I have a covering map $p:X\to Y$ with $X$ connected and the fibres are finite.
What could I conclude?
Could I conclude that $Y$ is connected (or only locally)?
Could I conclude that the fibers have the same number of points (if $Y$ is connected, yes!).
Thank you so much.
The function $\Phi : Y \to \mathbb{N}\cup\{\infty\}$, $y \mapsto |p^{-1}(y)|$ is locally constant due to the existence of evenly covered neighbourhoods. Equipping $\mathbb{N}\cup\{\infty\}$ with the discrete topology, the map $\Phi$ is continuous. As the continuous image of a connected set is connected, $\Phi$ is constant on each connected component of $Y$. In particular, if $Y$ is connected, all the fibers of $p$ have the same cardinality. If $Y$ is not connected, this is no longer the case.
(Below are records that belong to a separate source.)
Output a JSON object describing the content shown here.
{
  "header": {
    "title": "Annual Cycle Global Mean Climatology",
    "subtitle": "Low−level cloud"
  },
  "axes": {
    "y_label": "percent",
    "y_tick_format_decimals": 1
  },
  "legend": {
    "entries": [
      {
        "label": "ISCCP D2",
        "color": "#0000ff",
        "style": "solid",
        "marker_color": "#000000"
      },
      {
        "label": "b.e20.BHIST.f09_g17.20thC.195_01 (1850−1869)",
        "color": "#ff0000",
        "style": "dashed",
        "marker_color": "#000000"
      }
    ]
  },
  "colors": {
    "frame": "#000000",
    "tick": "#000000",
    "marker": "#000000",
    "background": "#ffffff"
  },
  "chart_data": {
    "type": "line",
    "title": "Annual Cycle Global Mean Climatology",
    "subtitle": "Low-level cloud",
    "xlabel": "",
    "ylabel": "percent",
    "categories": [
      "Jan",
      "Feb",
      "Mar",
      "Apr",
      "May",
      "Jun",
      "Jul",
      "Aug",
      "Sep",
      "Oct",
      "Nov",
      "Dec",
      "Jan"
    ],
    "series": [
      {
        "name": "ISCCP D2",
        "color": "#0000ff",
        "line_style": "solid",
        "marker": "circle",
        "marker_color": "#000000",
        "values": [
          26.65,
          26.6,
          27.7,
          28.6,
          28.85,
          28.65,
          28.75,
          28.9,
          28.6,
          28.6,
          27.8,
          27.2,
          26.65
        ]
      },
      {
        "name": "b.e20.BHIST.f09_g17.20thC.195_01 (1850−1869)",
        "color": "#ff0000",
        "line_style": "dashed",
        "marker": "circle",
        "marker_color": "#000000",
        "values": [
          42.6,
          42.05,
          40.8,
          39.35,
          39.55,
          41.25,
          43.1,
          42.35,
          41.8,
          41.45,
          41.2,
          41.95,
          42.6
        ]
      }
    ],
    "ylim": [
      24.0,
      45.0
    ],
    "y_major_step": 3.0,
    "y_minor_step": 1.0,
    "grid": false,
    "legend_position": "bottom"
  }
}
For example, let $X = \{0, 1, 2\}$ and $Y = \{0, 1\}$, both equipped with the discrete topology, then $p : X \to Y$ given by $p(0) = p(2) = 0$ and $p(1) = 1$ is a covering map with $p^{-1}(0) = \{0, 2\}$ and $p^{-1}(1) = \{1\}$.
With your hypotheses, $Y$ is connected as it is the continuous image of a connected set, i.e. $Y = p(X)$. Therefore, all the preimages of $p$ have the same (finite) cardinality.